Chinese regulators have granted conditional approval for leading AI startup DeepSeek to purchase Nvidia Corp.’s H200 artificial intelligence chips, according to two sources familiar with the matter reported by Reuters.
The clearance, which follows similar permissions for tech giants ByteDance, Alibaba, and Tencent to acquire over 400,000 H200 units collectively, comes with stipulations still under finalization by China’s National Development and Reform Commission (NDRC), the nation’s top economic planning authority.
Approvals for all four companies were issued by China’s Ministry of Industry and Information Technology and Ministry of Commerce, but the exact conditions—potentially including usage restrictions, reporting requirements, or preferences for domestic alternatives—remain in flux.
Neither the ministries nor the NDRC responded to requests for comment, and DeepSeek, headquartered in Hangzhou, did not reply to inquiries.
Nvidia CEO Jensen Huang, addressing reporters in Taipei on January 29, stated that his company had not yet received confirmation of the approvals and believed Chinese authorities were still finalizing licensing details.
Nvidia did not comment specifically on DeepSeek’s clearance, underscoring the opaque and protracted nature of cross-border AI hardware deals amid U.S. export controls.
The H200, Nvidia’s second-most-powerful AI processor, cleared for export to China, has symbolized the escalating U.S.-China tech rivalry. While the U.S. government under the Trump administration formally authorized H200 sales earlier in January 2026, Beijing had delayed imports, reportedly urging firms to prioritize homegrown alternatives to foster self-reliance in semiconductors.
Nvidia has faced significant revenue headwinds from these curbs, estimating $8 billion in lost sales from prior restrictions.

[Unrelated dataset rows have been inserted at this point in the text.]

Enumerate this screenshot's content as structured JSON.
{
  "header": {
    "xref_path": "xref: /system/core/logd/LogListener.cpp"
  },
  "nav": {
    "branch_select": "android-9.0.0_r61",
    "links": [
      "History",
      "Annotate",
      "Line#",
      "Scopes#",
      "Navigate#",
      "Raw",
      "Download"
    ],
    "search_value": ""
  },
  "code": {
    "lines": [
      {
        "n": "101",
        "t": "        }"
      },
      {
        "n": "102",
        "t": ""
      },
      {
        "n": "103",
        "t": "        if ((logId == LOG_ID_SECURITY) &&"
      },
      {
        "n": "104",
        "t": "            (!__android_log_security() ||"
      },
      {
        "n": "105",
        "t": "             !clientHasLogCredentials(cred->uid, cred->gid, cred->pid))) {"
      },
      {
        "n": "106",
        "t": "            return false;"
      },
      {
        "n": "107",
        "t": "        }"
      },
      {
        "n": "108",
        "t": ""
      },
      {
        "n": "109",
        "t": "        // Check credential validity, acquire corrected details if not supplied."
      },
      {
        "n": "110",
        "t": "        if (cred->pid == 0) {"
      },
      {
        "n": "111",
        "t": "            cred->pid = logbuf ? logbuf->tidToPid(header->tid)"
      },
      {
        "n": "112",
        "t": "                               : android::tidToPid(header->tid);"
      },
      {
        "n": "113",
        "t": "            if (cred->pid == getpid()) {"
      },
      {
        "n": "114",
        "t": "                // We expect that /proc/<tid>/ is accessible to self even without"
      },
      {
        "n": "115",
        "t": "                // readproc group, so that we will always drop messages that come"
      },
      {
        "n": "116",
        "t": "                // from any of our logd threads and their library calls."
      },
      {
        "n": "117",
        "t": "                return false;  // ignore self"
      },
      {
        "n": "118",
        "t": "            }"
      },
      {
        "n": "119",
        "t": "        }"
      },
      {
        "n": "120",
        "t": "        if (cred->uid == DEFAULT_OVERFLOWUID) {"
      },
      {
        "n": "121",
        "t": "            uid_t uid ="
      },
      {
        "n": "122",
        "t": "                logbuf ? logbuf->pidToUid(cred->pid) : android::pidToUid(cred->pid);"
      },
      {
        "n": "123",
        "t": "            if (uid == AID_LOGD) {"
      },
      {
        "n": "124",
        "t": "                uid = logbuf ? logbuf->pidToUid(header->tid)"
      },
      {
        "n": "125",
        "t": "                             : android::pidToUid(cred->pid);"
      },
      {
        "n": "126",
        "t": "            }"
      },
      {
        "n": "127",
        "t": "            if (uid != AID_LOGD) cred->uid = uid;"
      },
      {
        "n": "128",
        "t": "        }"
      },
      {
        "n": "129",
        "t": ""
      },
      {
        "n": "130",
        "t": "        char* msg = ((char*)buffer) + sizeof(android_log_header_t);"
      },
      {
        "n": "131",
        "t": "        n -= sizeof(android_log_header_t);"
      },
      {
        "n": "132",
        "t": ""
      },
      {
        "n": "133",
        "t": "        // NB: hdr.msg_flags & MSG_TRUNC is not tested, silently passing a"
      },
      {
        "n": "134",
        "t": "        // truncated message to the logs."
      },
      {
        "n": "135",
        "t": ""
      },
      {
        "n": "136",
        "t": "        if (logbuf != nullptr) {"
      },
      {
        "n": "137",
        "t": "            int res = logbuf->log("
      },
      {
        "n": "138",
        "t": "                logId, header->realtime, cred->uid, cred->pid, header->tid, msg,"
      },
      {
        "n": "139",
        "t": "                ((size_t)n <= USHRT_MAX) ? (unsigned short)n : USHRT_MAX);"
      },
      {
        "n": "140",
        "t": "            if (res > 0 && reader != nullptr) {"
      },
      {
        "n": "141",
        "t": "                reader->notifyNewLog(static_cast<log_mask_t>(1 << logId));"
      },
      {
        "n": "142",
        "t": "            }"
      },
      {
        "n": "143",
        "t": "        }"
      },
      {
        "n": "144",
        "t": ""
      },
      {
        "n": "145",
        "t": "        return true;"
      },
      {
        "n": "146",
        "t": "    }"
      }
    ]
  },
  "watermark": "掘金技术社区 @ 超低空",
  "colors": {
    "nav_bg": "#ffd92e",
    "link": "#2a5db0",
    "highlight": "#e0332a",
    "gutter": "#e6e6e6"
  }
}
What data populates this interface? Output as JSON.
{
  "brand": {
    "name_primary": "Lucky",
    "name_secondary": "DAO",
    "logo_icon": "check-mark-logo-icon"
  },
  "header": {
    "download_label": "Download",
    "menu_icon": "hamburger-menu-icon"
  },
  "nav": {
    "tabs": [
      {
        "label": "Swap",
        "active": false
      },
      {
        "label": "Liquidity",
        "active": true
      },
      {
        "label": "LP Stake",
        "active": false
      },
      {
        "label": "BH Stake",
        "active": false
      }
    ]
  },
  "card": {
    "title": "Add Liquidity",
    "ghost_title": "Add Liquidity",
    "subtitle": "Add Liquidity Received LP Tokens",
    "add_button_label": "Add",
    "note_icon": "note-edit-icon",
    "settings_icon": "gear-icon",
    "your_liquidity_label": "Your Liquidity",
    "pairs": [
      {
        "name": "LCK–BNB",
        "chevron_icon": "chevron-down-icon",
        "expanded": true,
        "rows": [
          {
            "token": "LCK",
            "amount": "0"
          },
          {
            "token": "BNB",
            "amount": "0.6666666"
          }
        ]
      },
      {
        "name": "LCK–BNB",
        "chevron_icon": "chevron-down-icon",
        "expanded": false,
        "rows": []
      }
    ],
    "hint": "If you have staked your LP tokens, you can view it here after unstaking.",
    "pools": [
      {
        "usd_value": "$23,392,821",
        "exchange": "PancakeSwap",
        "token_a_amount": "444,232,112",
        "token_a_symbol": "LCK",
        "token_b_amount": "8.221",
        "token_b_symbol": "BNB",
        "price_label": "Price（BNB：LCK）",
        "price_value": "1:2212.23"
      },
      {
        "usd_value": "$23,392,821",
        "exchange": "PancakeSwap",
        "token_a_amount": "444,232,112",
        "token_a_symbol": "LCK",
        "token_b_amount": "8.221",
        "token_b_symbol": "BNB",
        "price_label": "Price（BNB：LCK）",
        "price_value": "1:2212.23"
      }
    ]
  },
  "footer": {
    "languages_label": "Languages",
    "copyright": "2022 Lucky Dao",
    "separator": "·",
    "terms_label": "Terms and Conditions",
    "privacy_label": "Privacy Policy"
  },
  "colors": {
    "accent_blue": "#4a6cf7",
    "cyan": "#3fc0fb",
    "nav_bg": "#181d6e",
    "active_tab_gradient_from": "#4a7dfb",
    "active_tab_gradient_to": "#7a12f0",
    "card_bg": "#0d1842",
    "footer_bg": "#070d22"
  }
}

DeepSeek’s involvement adds a layer of complexity, given its rapid ascent and ties to U.S. scrutiny. Founded in 2024 and backed by investors including High-Flyer Capital Management, the startup disrupted the global AI landscape in early 2025 with models like DeepSeek-V3, which achieved frontier-level performance at a fraction of the compute cost of U.S. counterparts such as OpenAI’s offerings.
V3’s efficiency—requiring just 2.788 million GPU hours on Nvidia’s restricted H800 chips—stemmed from what U.S. lawmakers allege was direct technical assistance from Nvidia, including co-design of algorithms, frameworks, and hardware.
On January 28, House Select Committee on China Chairman John Moolenaar (R-Mich.) sent a letter to U.S. Commerce Secretary Howard Lutnick, citing internal Nvidia records to claim the company aided DeepSeek in honing models later linked to Chinese military applications. Moolenaar urged strict enforcement of U.S. conditions for H200 shipments, warning that any DeepSeek purchases could violate export controls prohibiting sales to entities assisting the People’s Liberation Army.
U.S. officials believe DeepSeek has supported China’s military and evaded restrictions, potentially inviting bipartisan congressional backlash.
Huang’s recent diplomatic engagements in China—including a January 2026 visit where he emphasized Nvidia’s commitment to the market—may have influenced the approvals.
Analysts suggest these conditional clearances represent a partial easing, not a full reopening, as Beijing weighs AI competitiveness against self-sufficiency goals. Others speculated on DeepSeek’s V4 model benefiting from the chips, amid broader discussions of U.S.-China tech decoupling.
Nvidia shares dipped modestly in premarket trading, reflecting ongoing uncertainties. However, the approval is expected to test U.S. resolve on enforcement, as NDRC finalizes terms, potentially escalating tensions if military links are substantiated.